One can debate the merits of going to certain restaurants during restaurant week. If you went to certain restaurants on a normal day, would you spend more than 30 dollars? Ibiza is one of those restaurants where the answer will never be no. In this way Ibiza is the rarest of treats in New Haven, available only when one feels flush with cash and in need of some of the familiar warmth a cozy restaurant can provide. Ibiza can fabricate such intimacy with its sensitivity to the line between the formality one secretly desires from a place where you are going to spend your discretionary budget and the pleasantness of people who seem to want you to enjoy your time at the restaurant. This comes from the simple gestures of welcome at the door, or the pleasant chit-chat from the wait staff.

They also have excellent ravioli. I recommend the baby back ribs, which are cooked to the point of butter-knife tenderness. They are also glazed with a sauce that has slightly caramelized, giving texture to each bite. Ibiza also makes its own ice cream. They often have a honey and lavender ice cream, delivered on a spoon accompanying an apple and lavender tart. The flavor is delicate, with the lavender providing a twist to the flavor. Their Sangria is perhaps their only disappointing menu item, because it lacks the extra layer of surprise that much of their food provides.

-DT

Saturday, April 18, 2009

Restaurant Week

I am writing this in anticipation of restaurant week in New Haven. Restaurant Week begins today, seemingly as part of New Haven's pitch to become a more attractive city to people looking to relocate to New Haven. Whenever I pass the State 360 project, I sincerely hope that it's working. Restaurant week in the winter seemed to pass me right by, despite the giant billboard by Ikea, the fliers in handed out by Downtown Ambassadors (those people who look like they are on Safari), and various e-mails, and newspaper articles, I still grumbled that the town just didn't try hard enough to inform me about this upcoming event.
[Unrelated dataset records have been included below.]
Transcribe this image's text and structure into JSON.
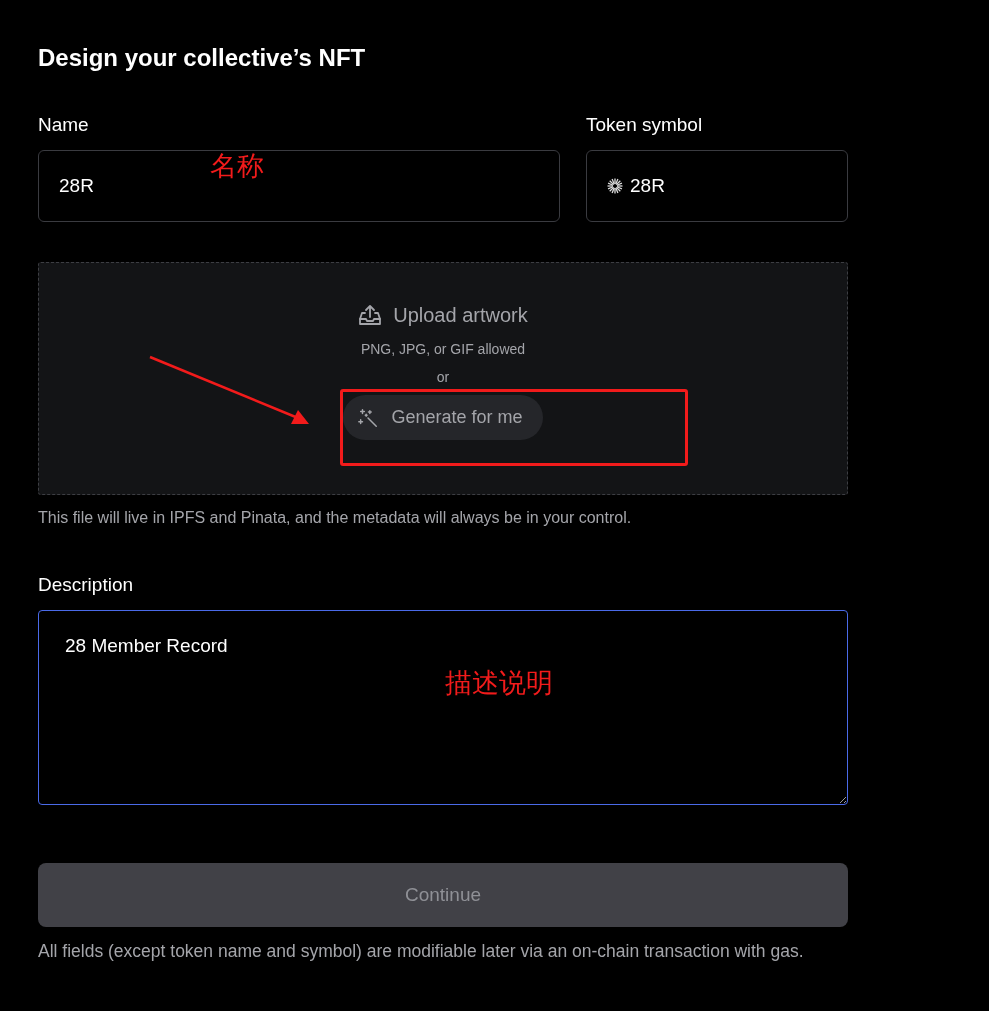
{
  "title": "Design your collective’s NFT",
  "name_field": {
    "label": "Name",
    "value": "28R"
  },
  "token_field": {
    "label": "Token symbol",
    "value": "28R"
  },
  "upload": {
    "title": "Upload artwork",
    "formats": "PNG, JPG, or GIF allowed",
    "separator": "or",
    "generate_button": "Generate for me",
    "note": "This file will live in IPFS and Pinata, and the metadata will always be in your control."
  },
  "description_field": {
    "label": "Description",
    "value": "28 Member Record",
    "focused": true
  },
  "continue_button": {
    "label": "Continue",
    "disabled": true
  },
  "footnote": "All fields (except token name and symbol) are modifiable later via an on-chain transaction with gas.",
  "annotations": [
    {
      "kind": "text",
      "text": "名称"
    },
    {
      "kind": "arrow"
    },
    {
      "kind": "frame"
    },
    {
      "kind": "text",
      "text": "描述说明"
    }
  ]
}
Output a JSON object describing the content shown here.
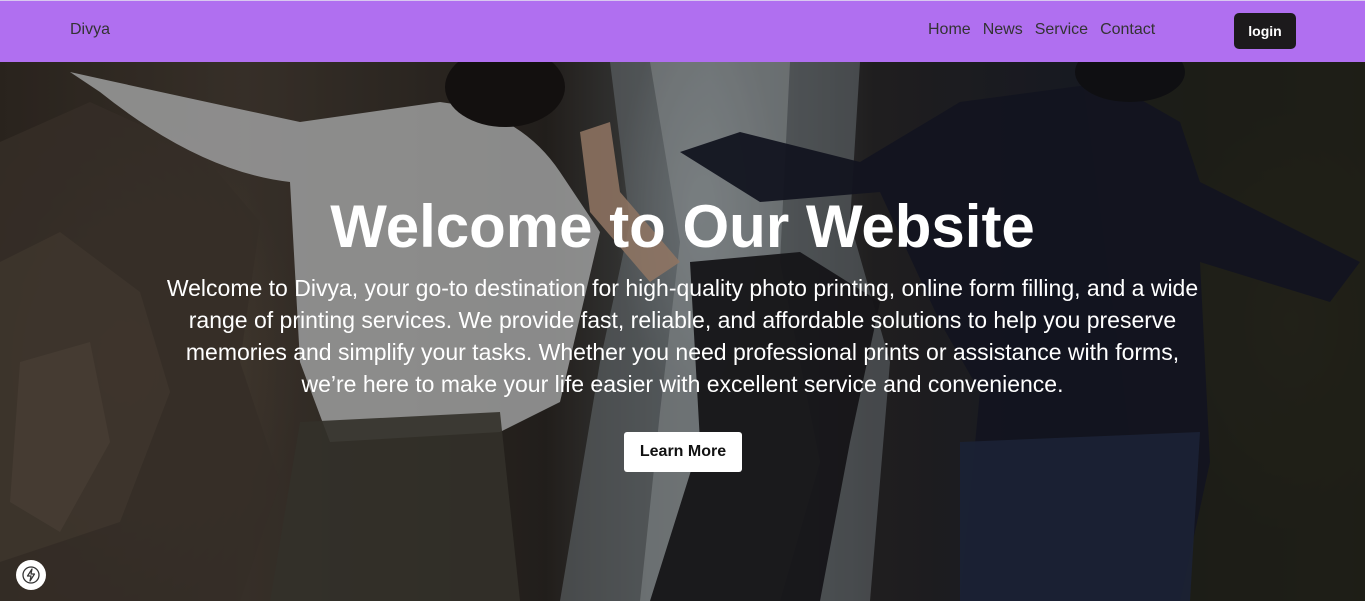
{
  "navbar": {
    "brand": "Divya",
    "links": [
      {
        "label": "Home"
      },
      {
        "label": "News"
      },
      {
        "label": "Service"
      },
      {
        "label": "Contact"
      }
    ],
    "login_label": "login",
    "background_color": "#b06ff0"
  },
  "hero": {
    "title": "Welcome to Our Website",
    "description": "Welcome to Divya, your go-to destination for high-quality photo printing, online form filling, and a wide range of printing services. We provide fast, reliable, and affordable solutions to help you preserve memories and simplify your tasks. Whether you need professional prints or assistance with forms, we’re here to make your life easier with excellent service and convenience.",
    "cta_label": "Learn More",
    "background_image": "people-at-waterfall-photo"
  },
  "corner_badge": {
    "icon": "lightning-bolt-icon"
  }
}
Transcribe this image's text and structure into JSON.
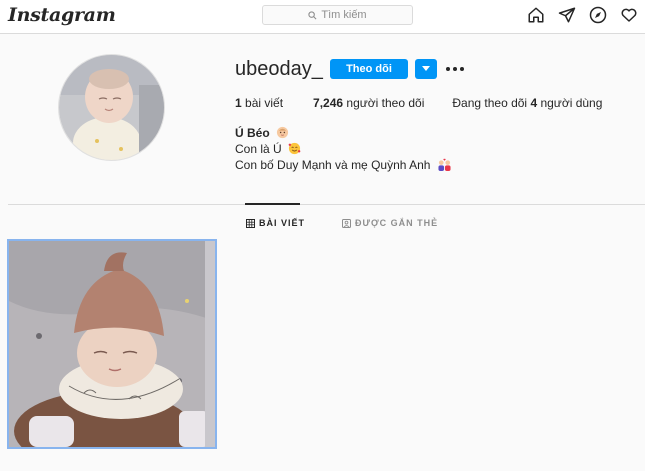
{
  "app": {
    "logo_text": "Instagram"
  },
  "search": {
    "placeholder": "Tìm kiếm"
  },
  "nav": {
    "icons": [
      "home-icon",
      "direct-icon",
      "explore-icon",
      "activity-icon"
    ]
  },
  "profile": {
    "username": "ubeoday_",
    "follow_label": "Theo dõi",
    "stats": {
      "posts_count": "1",
      "posts_label": " bài viết",
      "followers_count": "7,246",
      "followers_label": " người theo dõi",
      "following_prefix": "Đang theo dõi ",
      "following_count": "4",
      "following_suffix": " người dùng"
    },
    "bio": {
      "name": "Ú Béo",
      "line1": "Con là Ú",
      "line2": "Con bố Duy Mạnh và mẹ Quỳnh Anh"
    }
  },
  "tabs": {
    "posts_label": "BÀI VIẾT",
    "tagged_label": "ĐƯỢC GẮN THẺ"
  },
  "colors": {
    "accent": "#0095f6",
    "border": "#dbdbdb",
    "muted": "#8e8e8e",
    "selected_post_outline": "#88b4ee"
  }
}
I heard about it through a friend on the Wednesday of Restaurant Week. This led to some frantic phoning. Everyone was very polite in saying, "No." My favorite "no" came from Ibiza. When you hear most things said with a slightly Spanish accent, you cannot help but feeling thrilled. After getting used to hearing the response it was easier to phone all the restaurants on the list, the final one being Thali. I didn't want to go to Thali (through no fault of the restaurant, I just was not eager for Indian.) Of course they said they had 2 seats left...5 minutes of haggling with the hostess later, during which I tried to extract myself from the situation by claiming that I wanted a table at what I thought would be a peak time, then asking for more seats, then just plain trying to back out of the arrangement. Once again the people were very patient and accommodating, despite my increasingly frantic demands.

This time around, New Haven went above and beyond by postering the New Haven train station, which I frequent. While I never noticed the poster until the same friend from the winter informed me that Restaurant Week was approaching, the poster was then a nice reminder. I will be going to at least 3 restaurants this week: Zinc, Ibiza and L'Orcio. I will try to fit some others into my lunch schedule. I tried to get reservations to Bespoke a week in advance, but apparently so did hundreds of other people. I also tried to reserve a table at Kudeta, but either they are shunning the 20th century by letting their web-site go defunct and disconnecting their phone, or they are going through some issues with being open. Most of the restaurants use the OpenTable system, which takes some of the thrill out of reservation making, but is a lot faster and less awkward. I will be writing up my impressions of these restaurants after I go, as a mental keepsake for myself, and a guide to restaurants for anyone who might be interested in that sort of thing. I will also provide some thoughts on how the OpenTable system works out. So far, I have been called by one restaurant to confirm my reservation, which is reassuring. Part of me fears that my reservations will never be read and I will hike up to these restaurants just to be turned away at the door. Until soon.